Jacques Mattheij made a small, but awesome, mistake. He went on eBay one evening and bid on a bunch of bulk LEGO brick auctions, then went to sleep. Upon waking, he discovered that he was the high bidder on many, and was now the proud owner of two tons of LEGO bricks. (This is about 4400 pounds.) He wrote, "[L]esson 1: if you win almost all bids you are bidding too high."

Mattheij had noticed that bulk, unsorted bricks sell for something like €10/kilogram, whereas sets are roughly €40/kg and rare parts go for up to €100/kg. Much of the value of the bricks is in their sorting. If he could reduce the entropy of these bins of unsorted bricks, he could make a tidy profit. While many people do this work by hand, the problem is enormous—just the kind of challenge for a computer. Mattheij writes:

There are 38000+ shapes and there are 100+ possible shades of color (you can roughly tell how old someone is by asking them what lego colors they remember from their youth).

In the following months, Mattheij built a proof-of-concept sorting system using, of course, LEGO. He broke the problem down into a series of sub-problems (including "feeding LEGO reliably from a hopper is surprisingly hard," one of those facts of nature that will stymie even the best system design). After tinkering with the prototype at length, he expanded the system to a surprisingly complex system of conveyer belts (powered by a home treadmill), various pieces of cabinetry, and "copious quantities of crazy glue."

Here's a video showing the current system running at low speed:

The key part of the system was running the bricks past a camera paired with a computer running a neural net-based image classifier. That allows the computer (when sufficiently trained on brick images) to recognize bricks and thus categorize them by color, shape, or other parameters. Remember that as bricks pass by, they can be in any orientation, can be dirty, can even be stuck to other pieces.
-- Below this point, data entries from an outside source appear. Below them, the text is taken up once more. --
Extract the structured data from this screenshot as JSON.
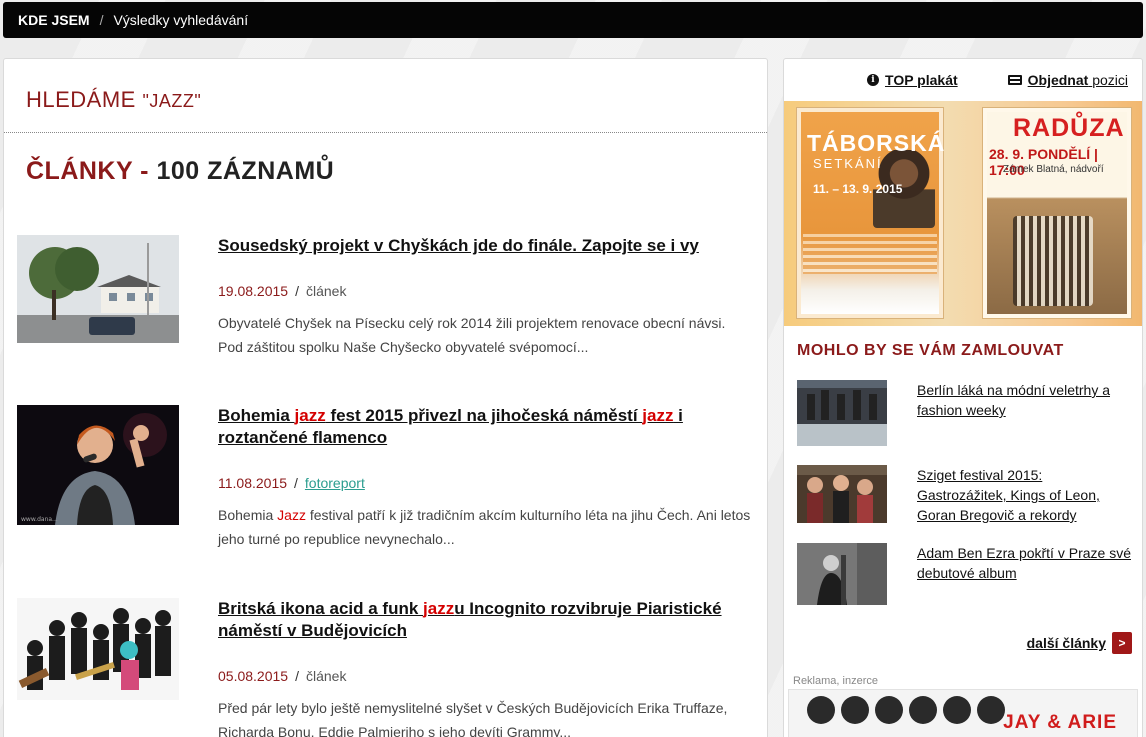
{
  "breadcrumb": {
    "home": "KDE JSEM",
    "separator": "/",
    "current": "Výsledky vyhledávání"
  },
  "search": {
    "prefix": "HLEDÁME",
    "query": "\"JAZZ\""
  },
  "section": {
    "name": "ČLÁNKY",
    "dash": "-",
    "count": "100 ZÁZNAMŮ"
  },
  "articles": [
    {
      "title_parts": [
        "Sousedský projekt v Chyškách jde do finále. Zapojte se i vy"
      ],
      "date": "19.08.2015",
      "type": "článek",
      "perex_parts": [
        "Obyvatelé Chyšek na Písecku celý rok 2014 žili projektem renovace obecní návsi. Pod záštitou spolku Naše Chyšecko obyvatelé svépomocí..."
      ]
    },
    {
      "title_parts": [
        "Bohemia ",
        "jazz",
        " fest 2015 přivezl na jihočeská náměstí ",
        "jazz",
        " i roztančené flamenco"
      ],
      "date": "11.08.2015",
      "type": "fotoreport",
      "perex_parts": [
        " Bohemia ",
        "Jazz",
        " festival patří k již tradičním akcím kulturního léta na jihu Čech. Ani letos jeho turné po republice nevynechalo..."
      ]
    },
    {
      "title_parts": [
        "Britská ikona acid a funk ",
        "jazz",
        "u Incognito rozvibruje Piaristické náměstí v Budějovicích"
      ],
      "date": "05.08.2015",
      "type": "článek",
      "perex_parts": [
        "Před pár lety bylo ještě nemyslitelné slyšet v Českých Budějovicích Erika Truffaze, Richarda Bonu, Eddie Palmieriho s jeho devíti Grammy..."
      ]
    }
  ],
  "sidebar": {
    "top_poster": "TOP plakát",
    "order_bold": "Objednat",
    "order_rest": "pozici",
    "poster1": {
      "title": "TÁBORSKÁ",
      "subtitle": "SETKÁNÍ",
      "dates": "11. – 13. 9. 2015"
    },
    "poster2": {
      "title": "RADŮZA",
      "dateline": "28. 9. PONDĚLÍ | 17:00",
      "place": "Zámek Blatná, nádvoří"
    },
    "heading": "MOHLO BY SE VÁM ZAMLOUVAT",
    "related": [
      "Berlín láká na módní veletrhy a fashion weeky",
      "Sziget festival 2015: Gastrozážitek, Kings of Leon, Goran Bregovič a rekordy",
      "Adam Ben Ezra pokřtí v Praze své debutové album"
    ],
    "more_label": "další články",
    "more_arrow": ">",
    "ad_label": "Reklama, inzerce",
    "ad_text": "JAY & ARIE"
  },
  "colors": {
    "brand_red": "#8b1a1a",
    "highlight": "#d40000",
    "link_teal": "#2a9d8f",
    "topbar": "#050505"
  }
}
So having a flexible software system is key to recognizing—in a fraction of a second—what a given brick is, in order to sort it out. When a match is found, a jet of compressed air pops the piece off the conveyer belt and into a waiting bin.

After much experimentation, Mattheij rewrote the software (several times in fact) to accomplish a variety of basic tasks. At its core, the system takes images from a webcam and feeds them to a neural network to do the classification. Of course, the neural net needs to be "trained" by showing it lots of images, and telling it what those images represent. Mattheij's breakthrough was allowing the machine to effectively train itself, with guidance: Running pieces through allows the system to take its own photos, make a guess, and build on that guess. As long as Mattheij corrects the incorrect guesses, he ends up with a decent (and self-reinforcing) corpus of training data. As the machine continues running, it can rack up more training, allowing it to recognize a broad variety of pieces on the fly.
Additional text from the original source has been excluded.